Tag Archives: SAS graph

Bar chart with a log axis, “NEVER”! says the Biz Intel Guru

I’m a big fan of the team at SAS that works on the SG (statistical graph) procedures. Their work enables others to tell richly detailed stories by leveraging SG procedures. The team is led by Sanjay Mantange. Just 3 days ago I attended a session at the SAS Global Forum (SASGF12) where Sanjay spoke about the work he and his team have done for SAS version 9.3. It was obvious from the meeting that Sanjay and his team are incredibly user-focused and are really good at what they do.

So I was surprised today when I read Sanjay’s most recent blog update and saw this chart.

Bar chart with a log axis

There are a handful of ways you can ruin a bar chart. One way is to make them 3D. Why is 3D bad, read this for details. Another way to wreck a bar chart is to start out the numeric axis at a value that isn’t zero. Bar charts are only effective when we can use the length of each bar to make rapid comparisons. If one bar is twice as long as another bar, then we expect the value to be twice as much as the other bar. By starting a bar chart with something other than zero, you are telling a visual lie because we can’t use the length of the bar to compare the magnitude of the differences. When Sanjay created a bar chart with a log axis, he violated the expectation of anyone who reads the chart because we can’t use the length of the bars to directly compare values. A simple table would’ve worked much better. And sorting the table by horsepower would be an even better option, as you can see below.

Table showing horsepower comparison

Horsepower comparision

What Sanjay did came from a good place. He says in his blog post that a few people mentioned to him that they wanted to create a bar chart with a log axis. But just because people want something, doesn’t mean you should give it to them. Sanjay is an expert in his field. Rather than satisfying the customer’s request, he might have offered up a better alternative, like a dot plot.

Dotplot

Better, a dotplot alternative to log scale bar chart

The dot plot doesn’t have the same problem as the bar chart, we’re not comparing lengths of bars, we’re looking at the position of the dot along the X axis.
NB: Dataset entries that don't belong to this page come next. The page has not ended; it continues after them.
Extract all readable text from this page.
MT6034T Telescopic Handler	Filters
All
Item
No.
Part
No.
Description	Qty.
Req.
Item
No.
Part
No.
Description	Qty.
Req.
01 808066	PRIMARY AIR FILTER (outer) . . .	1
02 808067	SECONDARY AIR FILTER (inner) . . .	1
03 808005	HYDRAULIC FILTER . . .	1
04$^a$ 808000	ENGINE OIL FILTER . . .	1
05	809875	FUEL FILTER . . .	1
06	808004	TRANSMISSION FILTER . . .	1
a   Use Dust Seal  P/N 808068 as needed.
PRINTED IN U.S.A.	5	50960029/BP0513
Stephen Few has a great guest post by Info Viz superstar, Dr. Naomi Robbins, about dot plots, and how, in the right circumstances, they can be a great alternative to bar charts. That paper can be found here.

In this instance SAS would’ve better served their customers by offering up the dot plot as an alternative to a log scaled bar chart. As information visualizers, it’s our job to help people see things clearly. It’s not an easy thing to do, but there are consequences when we get it wrong. Those consequences range from wasting people’s time in meetings, to missing important opportunities, to the destruction of the space shuttle challenger and the death of the 7 astronauts aboard (thanks Edward Tufte).

When it comes to creating clear and insightful graphs, the Customer isn’t always right.

So, what do you think? Are there exceptions to the bar chart rules laid out above? Was SAS right in giving the customer what they wanted?

Do you know the simplest, yet most overlooked lesson of Business Intelligence?

Below is a data set with 4 groupings of data and 2 columns for each grouping. The summary statistics–mean, variance, correlation, sum of squares, r², and linear regression line are the same for all 4 groupings of X and Y values. If we stopped our analysis here we could move forward confidently knowing that the 4 groups of data are the same. And we’d be dead wrong.

anscombes quartet

visualize these data

In my 15 years in analytics I’ve seen good analysts, time and again, stop their analytical efforts when their data summaries don’t tell a compelling story. I’ve sat through hours of meetings, going through page after page of data related to critical financial forecasts, looking at historical trends going back years, without seeing a single graph to show a trend. For whatever reason, data exploration for many analysts starts and ends with a table of summary statistics describing the data. What a shame. In relying on summary statistics we give short thrift to one of our most powerful assets–our eyes.

To see what I mean, click here.

For years Edward Tufte and Stephen Few have been telling the BI community to, “above all else, show the data”. Make your intelligence visible. Go beyond the summary look of your data and show it, warts and all. In fact, the Business Intelligence Guru recommends looking at graphic representations of your data before you even look at summary statistics. There are tools available today that make looking at graphic distributions of data easier than ever. I have years of experience using JMP (link will take you to a fully functional 30 day free trial), from SAS, which has a distribution engine that makes it a snap to look at distributions. Even SAS graph, with its new statistical graph (sg) procedures in version 9.2 make it a snap to view your data up close and personal.

Lastly, I didn’t invent the data that I’m using to make my point. I came across two references last week that made me think that I should write about it. I watched an info viz legendJeff Heer, tell a story making the case for info viz. I didn’t realize it then, but that story he told actually dated back to 1973 and also appeared on the first page of Chapter 1 in Edward Tufte’s book, “The Visual Display of Quantitative Information” published in 2001. The story goes to the heart of why we need to show the data.

The credit for this eye-opening example goes to F.J. Anscombe, a statistician who created this data set in 1973 to make the case for graphing data before analyzing data. He was a man ahead of his time.